Page 123 takes me to the Chapter named ‘The Near Approach of the Storm’ which outlines the conditions in northern India before the outbreak of the 1857 Mutiny/Rebellion/War of Independence. The fifth sentence is an excerpt from a letter which Lord Canning (the Governor General) sent to Simon Fraser (the Resident at the Mughal court) dismissing Fraser’s suggestion that the Mughals were still popularly perceived as the rulers of the land although real power had shifted to the British.

“The presents which were at one time offered to the King by the Governor General and the Commander in Chief have been discontinued; the privilege of a coinage bearing his mark is now denied to him; the Governor General’s seal no longer bears a device of vassalage; and even the native chiefs have been prohibited from using one. It has been determined that these appearances of subordination and deference could not be kept up consistently with a due respect for the real and solid power of the British Government. This may also be said of the title of the King of Dehlie (sic), with the fiction of paramount sovereignty which attaches to it.”


Who do I tag now? In confusion I turn to my secret Random Tag Recipient Generator (RTRG) and it throws up the following names: Mathew (Spark), Zahra, Karthik, Thomas and Sid

9 comments:

mathew said...

Could you give me your secret tag generator..;-D

But most of the time I end up tagging a favourite list of my bloggers..;-P

Ms Cris said...

You write well! But you probably know that :-)

g-man said...

wow sounds like a neat book :)

Philip said...

mathew: My secret tag generator has this uncanny ability to pick out my favourite bloggers although I had devised it algorithm to work in a random manner. So most of the time I too end up tagging my favourite bloggers :)

ms cris: Thank you :)
Although I like to believe that, I could do with reassurances like this one from fellow bloggers :)

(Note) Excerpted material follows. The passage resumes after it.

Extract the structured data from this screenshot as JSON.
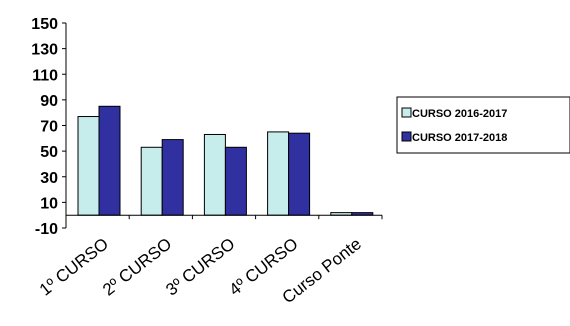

g-man: neat as in antonym of dusty?

g-man said...

neat as in d sarcastic *neat* :)

Philip said...

g-man: I like my whiskey *neat*...ok, I should stop :D

Thomas said...

RTRG eh, hehe. Will sure take up the tag once my exams are over. you keep blogging. am keeping track of it.

Rada said...

Hi!
Thanks for doing the tag!

Apart from "The Last Moghul", "White Moghuls" is another book of William Dalrymple I have not tried to read so far, intimidated by the sheer size of the tome!

Raghav said...

Ok, Phil, I dunno abtall the tagging, but do lend me the book. ( I know baba, I will do the same!)